The Czech plan proposes projects in all seven European flagship areas. These are specific investment projects which address issues that are common to all Member States in areas that create jobs and growth and are needed for the twin transition. For instance, Czechia has proposed €1.4 billion to support the energy efficiency renovation of buildings and €500 million to boost digital skills through education and investments in upskilling and reskilling programmes for the entire labour force.
The Commission’s assessment finds that no measure included in the plan does any significant harm to the environment, in line with the requirements laid out in the RRF Regulation.
The arrangements proposed in the recovery and resilience plan in relation to control systems are adequate to prevent, detect and correct corruption, fraud and conflicts of interests relating to the use of funds. The arrangements are also expected to effectively avoid double funding under that Regulation and other Union programmes.
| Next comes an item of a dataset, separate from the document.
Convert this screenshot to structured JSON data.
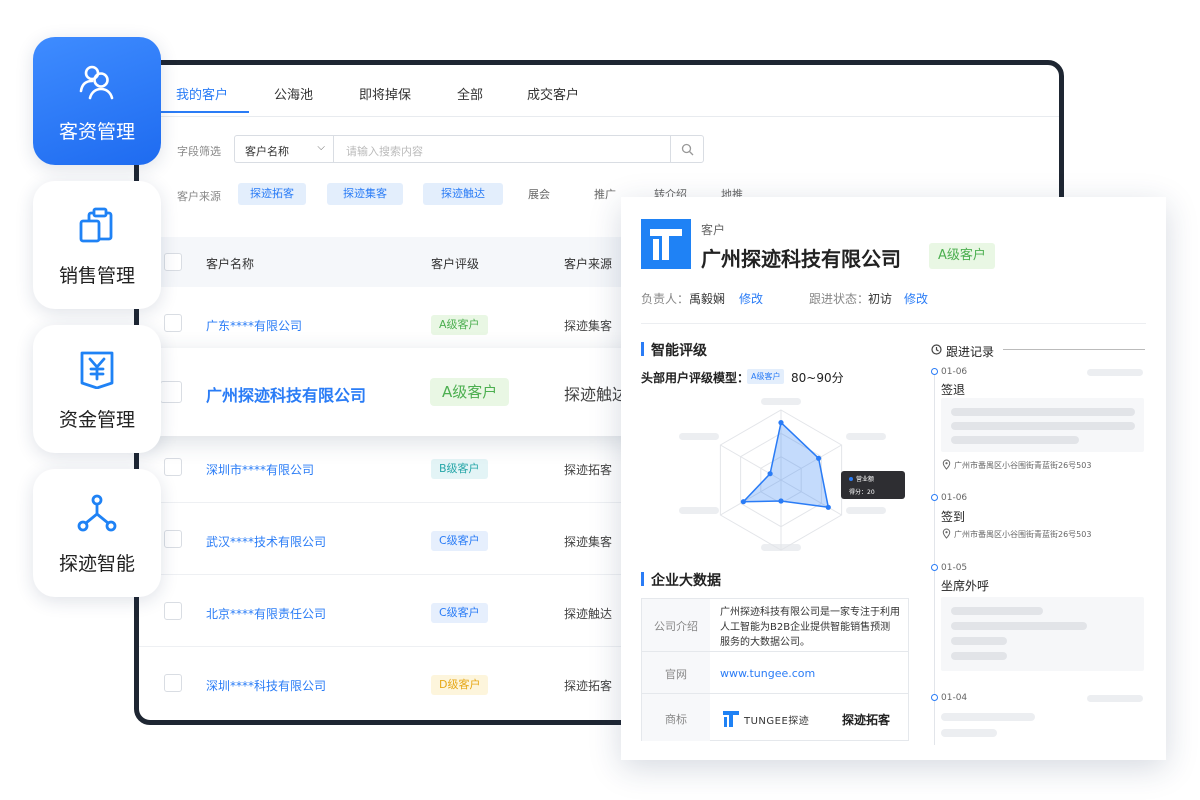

These control systems are complemented by additional audit and control measures contained in the Commission’s proposal for a Council Implementing Decision as milestones. These milestones must be fulfilled before Czechia presents its first payment request to the Commission.
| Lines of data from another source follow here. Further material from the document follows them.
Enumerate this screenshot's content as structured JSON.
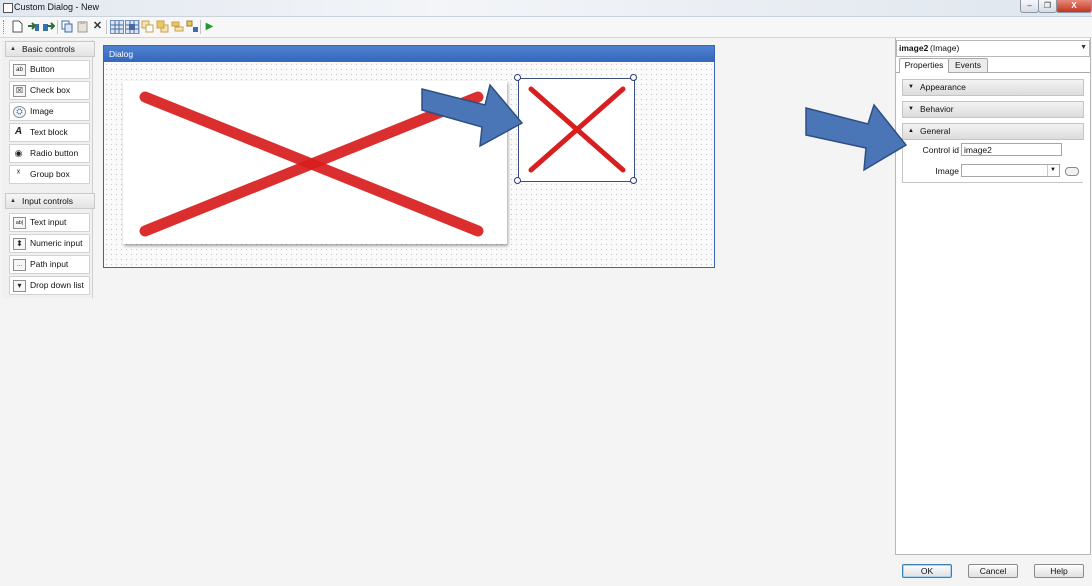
{
  "window": {
    "title": "Custom Dialog - New",
    "minimize_glyph": "–",
    "restore_glyph": "❐",
    "close_glyph": "X"
  },
  "toolbar": {
    "icons": [
      "new-document-icon",
      "import-icon",
      "export-icon",
      "copy-icon",
      "paste-icon",
      "delete-icon",
      "show-grid-icon",
      "snap-to-grid-icon",
      "bring-forward-icon",
      "send-backward-icon",
      "align-icon",
      "group-icon",
      "run-preview-icon"
    ]
  },
  "toolbox": {
    "basic_controls": {
      "label": "Basic controls",
      "items": [
        {
          "label": "Button",
          "icon_text": "ab"
        },
        {
          "label": "Check box",
          "icon_text": "☒"
        },
        {
          "label": "Image",
          "icon_text": "⛭"
        },
        {
          "label": "Text block",
          "icon_text": "A"
        },
        {
          "label": "Radio button",
          "icon_text": "◉"
        },
        {
          "label": "Group box",
          "icon_text": "ˣ"
        }
      ]
    },
    "input_controls": {
      "label": "Input controls",
      "items": [
        {
          "label": "Text input",
          "icon_text": "ab|"
        },
        {
          "label": "Numeric input",
          "icon_text": "⬍"
        },
        {
          "label": "Path input",
          "icon_text": "..."
        },
        {
          "label": "Drop down list",
          "icon_text": "▾"
        }
      ]
    }
  },
  "dialog": {
    "title": "Dialog",
    "x_color": "#d81e1e"
  },
  "properties": {
    "selected_name": "image2",
    "selected_type": "(Image)",
    "tabs": [
      "Properties",
      "Events"
    ],
    "active_tab": "Properties",
    "sections": [
      "Appearance",
      "Behavior",
      "General"
    ],
    "expanded_section": "General",
    "fields": {
      "control_id_label": "Control id",
      "control_id_value": "image2",
      "image_label": "Image",
      "image_value": ""
    }
  },
  "buttons": {
    "ok": "OK",
    "cancel": "Cancel",
    "help": "Help"
  },
  "annotations": {
    "arrow_color": "#4a76b8"
  }
}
“Today, the European Commission has decided to give its green light to Czechia’s recovery and resilience plan. This plan will play a crucial role in supporting a shift towards a greener and more digital future for Czechia. Measures that improve energy efficiency, digitalise public administration and deter the misuse of public funds are exactly in line with the objectives of NextGenerationEU. I also welcome the strong emphasis the plan places on strengthening the resilience of Czechia’s healthcare system to prepare it for future challenges. We will stand with you every step of the way to ensure that the plan is fully implemented.”Ursula von der Leyen
“This plan will put Czechia on the path to recovery and boost its economic growth as Europe gears up for the green and digital transitions. Czechia intends to invest in renewable energy and sustainable transport, while improving the energy efficiency of buildings. It aims to roll out greater digital connectivity across the country, promote digital education and skills, and digitalise many of its public services. And it places a welcome focus on improving the business environment and justice system, backed by measures to fight corruption and promote e-government – all in a balanced response to the Czech economic and social situation. Once put properly into practice, this plan will help to put Czechia on a sound footing for the future.”Valdis Dombrovskis
“The Czech recovery and resilience plan will provide a strong boost to the country’s efforts to get back to its feet after the economic shock caused by the pandemic. The €7 billion in NextGenerationEU funds that will flow to Czechia over the next five years will support a wide-ranging programme of reforms and investments to build a more sustainable and competitive economy. They include very sizeable investments in building renovation, clean energy and sustainable mobility, as well as measures to boost digital infrastructure and skills and the digitalisation of public services. The business environment will benefit from the promotion of e-government and anti-corruption measures. The plan will also support improvements in healthcare, including reinforced cancer prevention and rehabilitation care.”Paolo Gentiloni
The Commission has today adopted a proposal for a Council Implementing Decision to provide €7 billion in grants to Czechia under the RRF. The Council will now have, as a rule, four weeks to adopt the Commission’s proposal.
The Council’s approval of the plan would allow for the disbursement of €910 million to Czechia in pre-financing. This represents 13% of the total amount allocated to Czechia.
The Commission will authorise further disbursements based on the satisfactory fulfilment of the milestones and targets outlined in the Council Implementing Decision, reflecting progress on the implementation of the investments and reforms.